Where’s Revolution Bioengineering?
It’s been three thoughtful months for Revolution Bioengineering since the crowdfunding campaign ended. That was the end of the road for us at the RevBio team - we didn’t make our goal and the team couldn’t survive another year on hope and determination alone. But the color changing flowers are in motion.
The Weeds
Often, entrepreneurs idolize a technology that doesn’t actually solve the problem at hand. But in our case, it wasn’t the color changing flower that was important, it was the idea that biotechnology could be made accessible in an unexpected way. We fell in love with the problem - effecting social change with beautiful biotechnology.
The color changing flowers were a way to bridge a gap in understanding, an exciting new way to bring complicated science home in a very tangible way. By pairing our social mission with a practical economic goal, we thought we had found a way to fund a path towards an essential conversation that would go on to impact all of biotechnology.
In reality, while color changing flowers were essential to our social mission, they were underwhelming to the floral industry. And it turned out that the traits that would have made an impact in the floral industry didn’t have the instant, magical, appeal of a flower that changes color. In short, our two goals put us in direct conflict with ourselves. We had built the wrong entity to achieve our social mission, and the social mission diminished our ability to solve industrially relevant problems.
The Garden
Beautiful biotechnology intrigued the public, inspiring gardeners, artists, and scientists alike. We connected with artists in England and the Netherlands, and right now researchers in the Netherlands and New York who joined the cause and are in the process of building the flower. One version is shown in the picture below: It goes from white to hot pink.
Color-changing flowers are moving forward, but they will be introduced as part of a public discussion rather than as a product of a profit-seeking entity. I’m converting Revolution Bioengineering to the entity it should have been at the start: a non-profit organization dedicated to beautiful biotechnology.
I’m excited about the shift. I’ve realized that communicating and teaching are at the heart of what I want to do, and being able to share my perspective on biotechnology has been an incredible experience so far. People are excited about the idea that biotechnology can amaze and delight in the same way that today’s electronic technology adds another layer of experience to life. The concept brought RevBio to Portugal, where we spoke about beautiful biotechnology at a Thought for Food. It took me to Germany, where I gave a TEDx talk on applied biology and how we use the knowledge we’ve gained through decades of basic research to discover and to innovate. And in California we spoke to our own industry from a communications standpoint, to other industries about the challenges and potentials of biotechnology, and to executives from around the world about how biotechnology will play a role in the future.
New challenges
This summer, Nikolai conducted a job search that’s landed him in Virginia, putting his ideas to work in an established biotech company with the infrastructure and runway to make them real. While I’m sad the team has to split up, I know he’ll be an exceptional asset at the company he’s joined.
I spent this summer with Singularity University, an organization with a reputation for unbridled optimism about the future and unfettered enthusiasm for the way technology can shape the world. The difficult professional choices I was facing after RevBio had left me disillusioned. But the dedication of the students, faculty, and staff to cultivating a generation of caring and thoughtful entrepreneurs went a long way towards helping me rebuild my sense of wonder and excitement.
I was also privileged to participate in the SynBio LEAP fellowship program. During our week at Asilomar, we gained insight from regulators, advocacy groups, industry, and academia, and strengthened our own visions of the future for the field. For me, that vision included a framework for building trust between consumers, producers, and developers of applied biology.

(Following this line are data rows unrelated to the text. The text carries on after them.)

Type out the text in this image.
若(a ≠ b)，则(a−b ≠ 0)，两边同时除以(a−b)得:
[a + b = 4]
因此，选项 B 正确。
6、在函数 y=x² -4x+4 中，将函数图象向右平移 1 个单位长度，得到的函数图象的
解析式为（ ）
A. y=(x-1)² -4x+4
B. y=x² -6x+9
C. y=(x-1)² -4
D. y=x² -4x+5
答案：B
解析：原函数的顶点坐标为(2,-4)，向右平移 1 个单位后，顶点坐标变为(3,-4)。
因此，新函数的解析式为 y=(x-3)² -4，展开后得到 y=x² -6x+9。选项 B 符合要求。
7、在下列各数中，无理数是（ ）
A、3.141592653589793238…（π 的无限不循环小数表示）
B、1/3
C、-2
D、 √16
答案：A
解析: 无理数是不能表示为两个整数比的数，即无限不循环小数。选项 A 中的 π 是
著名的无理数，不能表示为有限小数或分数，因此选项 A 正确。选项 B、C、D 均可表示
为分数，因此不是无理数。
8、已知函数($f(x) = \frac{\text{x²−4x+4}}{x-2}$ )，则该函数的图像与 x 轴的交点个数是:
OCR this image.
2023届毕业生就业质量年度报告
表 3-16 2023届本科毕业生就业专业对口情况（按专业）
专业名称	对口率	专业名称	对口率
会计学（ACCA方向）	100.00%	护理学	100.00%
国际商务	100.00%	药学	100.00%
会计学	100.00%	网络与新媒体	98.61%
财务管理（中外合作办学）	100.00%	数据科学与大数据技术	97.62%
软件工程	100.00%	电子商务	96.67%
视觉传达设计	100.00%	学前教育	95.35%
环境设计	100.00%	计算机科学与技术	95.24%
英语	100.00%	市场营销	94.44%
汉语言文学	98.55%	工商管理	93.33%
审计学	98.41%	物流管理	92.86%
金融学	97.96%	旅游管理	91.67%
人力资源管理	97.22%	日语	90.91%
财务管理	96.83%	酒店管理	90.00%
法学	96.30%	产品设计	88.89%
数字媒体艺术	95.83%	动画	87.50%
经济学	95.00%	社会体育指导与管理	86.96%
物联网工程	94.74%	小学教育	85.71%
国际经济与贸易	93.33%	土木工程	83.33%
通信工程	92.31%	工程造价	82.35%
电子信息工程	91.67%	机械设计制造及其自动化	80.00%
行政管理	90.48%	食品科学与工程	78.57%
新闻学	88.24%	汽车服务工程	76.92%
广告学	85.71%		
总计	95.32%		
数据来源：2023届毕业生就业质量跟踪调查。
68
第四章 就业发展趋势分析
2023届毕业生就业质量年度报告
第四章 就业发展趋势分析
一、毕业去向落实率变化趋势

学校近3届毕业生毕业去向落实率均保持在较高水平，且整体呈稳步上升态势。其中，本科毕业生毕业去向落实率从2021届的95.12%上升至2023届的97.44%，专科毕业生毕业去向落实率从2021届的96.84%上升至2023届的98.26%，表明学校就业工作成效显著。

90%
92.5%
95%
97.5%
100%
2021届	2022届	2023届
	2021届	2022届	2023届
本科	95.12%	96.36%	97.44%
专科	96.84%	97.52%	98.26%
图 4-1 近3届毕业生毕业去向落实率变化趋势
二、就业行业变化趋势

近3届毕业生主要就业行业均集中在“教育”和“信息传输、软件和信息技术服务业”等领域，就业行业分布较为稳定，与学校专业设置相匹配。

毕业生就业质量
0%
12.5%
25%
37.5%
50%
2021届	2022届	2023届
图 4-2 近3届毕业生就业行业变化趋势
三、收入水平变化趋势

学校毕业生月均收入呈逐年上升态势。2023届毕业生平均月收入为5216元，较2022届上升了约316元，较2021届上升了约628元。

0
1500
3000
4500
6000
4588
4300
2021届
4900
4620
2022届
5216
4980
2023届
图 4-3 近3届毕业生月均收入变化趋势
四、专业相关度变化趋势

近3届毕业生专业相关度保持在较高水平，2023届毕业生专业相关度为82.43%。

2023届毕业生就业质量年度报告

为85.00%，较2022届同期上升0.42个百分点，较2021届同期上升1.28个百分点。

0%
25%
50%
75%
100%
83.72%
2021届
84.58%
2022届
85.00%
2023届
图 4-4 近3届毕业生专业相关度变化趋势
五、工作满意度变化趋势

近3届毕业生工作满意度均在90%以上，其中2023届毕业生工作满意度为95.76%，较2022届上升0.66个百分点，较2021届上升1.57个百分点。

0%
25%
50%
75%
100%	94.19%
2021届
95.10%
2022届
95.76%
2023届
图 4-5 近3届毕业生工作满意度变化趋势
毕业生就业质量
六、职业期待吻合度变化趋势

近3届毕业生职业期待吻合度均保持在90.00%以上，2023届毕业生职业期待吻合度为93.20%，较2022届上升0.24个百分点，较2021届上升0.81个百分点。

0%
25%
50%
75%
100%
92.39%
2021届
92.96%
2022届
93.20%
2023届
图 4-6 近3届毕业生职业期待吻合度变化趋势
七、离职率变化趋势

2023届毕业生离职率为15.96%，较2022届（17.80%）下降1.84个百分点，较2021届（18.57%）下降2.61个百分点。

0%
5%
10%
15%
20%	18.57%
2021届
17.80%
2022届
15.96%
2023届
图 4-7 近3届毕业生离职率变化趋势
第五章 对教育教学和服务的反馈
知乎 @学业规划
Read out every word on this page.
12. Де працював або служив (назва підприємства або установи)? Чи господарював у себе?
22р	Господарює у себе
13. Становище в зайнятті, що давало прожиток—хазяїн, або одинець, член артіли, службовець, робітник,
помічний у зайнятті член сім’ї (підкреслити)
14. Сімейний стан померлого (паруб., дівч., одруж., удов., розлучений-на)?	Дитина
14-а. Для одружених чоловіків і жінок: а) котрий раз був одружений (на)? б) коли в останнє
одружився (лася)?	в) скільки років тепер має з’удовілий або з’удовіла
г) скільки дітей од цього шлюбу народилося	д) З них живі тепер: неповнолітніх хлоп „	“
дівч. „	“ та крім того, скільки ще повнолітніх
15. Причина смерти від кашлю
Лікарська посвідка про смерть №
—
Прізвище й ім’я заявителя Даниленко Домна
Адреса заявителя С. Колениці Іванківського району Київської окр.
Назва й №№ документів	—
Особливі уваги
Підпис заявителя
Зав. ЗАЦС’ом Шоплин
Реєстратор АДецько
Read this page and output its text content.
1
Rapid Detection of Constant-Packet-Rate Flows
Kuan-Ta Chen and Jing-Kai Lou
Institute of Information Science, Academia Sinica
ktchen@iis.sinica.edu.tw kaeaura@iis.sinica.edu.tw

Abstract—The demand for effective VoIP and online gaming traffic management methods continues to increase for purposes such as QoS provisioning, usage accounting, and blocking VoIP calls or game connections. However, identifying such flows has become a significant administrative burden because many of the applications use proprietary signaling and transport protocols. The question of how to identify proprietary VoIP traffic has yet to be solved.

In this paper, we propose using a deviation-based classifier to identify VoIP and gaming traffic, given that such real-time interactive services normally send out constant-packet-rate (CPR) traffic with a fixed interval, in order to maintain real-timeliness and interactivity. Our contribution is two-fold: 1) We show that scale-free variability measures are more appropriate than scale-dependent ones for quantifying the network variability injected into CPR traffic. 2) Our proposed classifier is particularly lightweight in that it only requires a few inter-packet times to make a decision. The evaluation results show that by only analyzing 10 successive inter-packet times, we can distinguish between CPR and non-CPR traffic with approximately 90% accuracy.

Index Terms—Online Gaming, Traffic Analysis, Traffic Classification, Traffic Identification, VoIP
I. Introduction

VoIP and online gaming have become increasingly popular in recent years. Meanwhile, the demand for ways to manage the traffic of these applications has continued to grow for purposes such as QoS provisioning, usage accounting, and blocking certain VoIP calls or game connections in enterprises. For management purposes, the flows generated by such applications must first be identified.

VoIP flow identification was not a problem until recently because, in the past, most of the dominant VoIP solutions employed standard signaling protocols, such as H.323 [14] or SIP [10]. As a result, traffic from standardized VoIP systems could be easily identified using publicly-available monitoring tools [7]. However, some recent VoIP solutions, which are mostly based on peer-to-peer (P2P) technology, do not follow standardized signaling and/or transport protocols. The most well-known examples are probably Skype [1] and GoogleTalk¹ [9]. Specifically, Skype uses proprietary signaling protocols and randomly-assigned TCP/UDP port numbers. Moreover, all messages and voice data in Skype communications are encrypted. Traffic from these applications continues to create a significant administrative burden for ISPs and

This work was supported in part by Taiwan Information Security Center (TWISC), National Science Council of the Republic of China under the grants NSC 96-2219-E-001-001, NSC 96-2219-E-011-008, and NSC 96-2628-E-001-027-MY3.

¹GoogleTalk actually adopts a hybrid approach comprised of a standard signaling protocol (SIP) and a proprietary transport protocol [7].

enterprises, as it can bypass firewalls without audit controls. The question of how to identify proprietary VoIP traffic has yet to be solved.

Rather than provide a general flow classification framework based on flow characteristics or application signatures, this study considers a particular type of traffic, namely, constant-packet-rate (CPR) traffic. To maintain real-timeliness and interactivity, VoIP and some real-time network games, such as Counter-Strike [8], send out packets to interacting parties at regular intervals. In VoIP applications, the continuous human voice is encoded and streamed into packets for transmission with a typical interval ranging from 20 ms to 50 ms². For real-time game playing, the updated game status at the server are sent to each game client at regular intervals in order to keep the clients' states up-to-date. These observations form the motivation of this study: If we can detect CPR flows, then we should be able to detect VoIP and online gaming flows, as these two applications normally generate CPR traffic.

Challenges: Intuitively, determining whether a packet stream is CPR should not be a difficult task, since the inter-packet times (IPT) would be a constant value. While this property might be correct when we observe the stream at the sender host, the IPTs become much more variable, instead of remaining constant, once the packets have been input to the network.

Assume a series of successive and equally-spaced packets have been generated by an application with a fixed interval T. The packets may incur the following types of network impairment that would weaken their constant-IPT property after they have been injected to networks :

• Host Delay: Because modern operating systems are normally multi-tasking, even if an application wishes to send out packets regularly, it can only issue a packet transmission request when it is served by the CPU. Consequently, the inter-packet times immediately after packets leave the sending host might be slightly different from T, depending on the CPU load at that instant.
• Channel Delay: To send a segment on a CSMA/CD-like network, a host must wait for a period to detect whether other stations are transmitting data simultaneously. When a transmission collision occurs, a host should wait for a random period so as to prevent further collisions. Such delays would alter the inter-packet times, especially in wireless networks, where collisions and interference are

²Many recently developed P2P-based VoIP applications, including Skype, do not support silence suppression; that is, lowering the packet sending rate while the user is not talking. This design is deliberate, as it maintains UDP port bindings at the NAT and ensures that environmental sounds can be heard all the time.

The simple fact is, I’m still in love with the problem. The conversation about biotechnology is an essential one, and one that will only continue to grow in importance as biological knowledge is applied in new and different ways. I’ve been pleased to see a shift in the way genetically modified foods in particular are being discussed throughout the media, but the discussion about biotechnology, GMOs and how we relate to nature remains a difficult one. It is critical that we discuss these advances in a way that brings together different worldviews rather than driving them apart.
I’m happy to say I will be working on building these productive conversations in my next chapter. The project started at LEAP is growing into OneSky, a collaboration to develop the values shared between consumers, advocacy groups and industry and establish a standard of ethics, quality, and process in applied biology. I’ll be able to dive into these conversations knowing that we’re working towards a common goal - a more beautiful future.
That was a lesson that Edison learned early in his career. Make sure someone wants your invention before you invent it. His first invention was an automatic voting machine for Congress. It wasn’t accepted, because it happened that much of the politicking over a bill happened while the votes were being counted. No one wanted the system to change.
I thought a color changing flower would be a winner. Imagine a demo where a pink rectangular bed of petunias gradually turned into, say, an American flag as the day progressed!
Hah, that is an excellent point! The inefficiencies couldn’t be separated from the process anymore because they had become one and the same.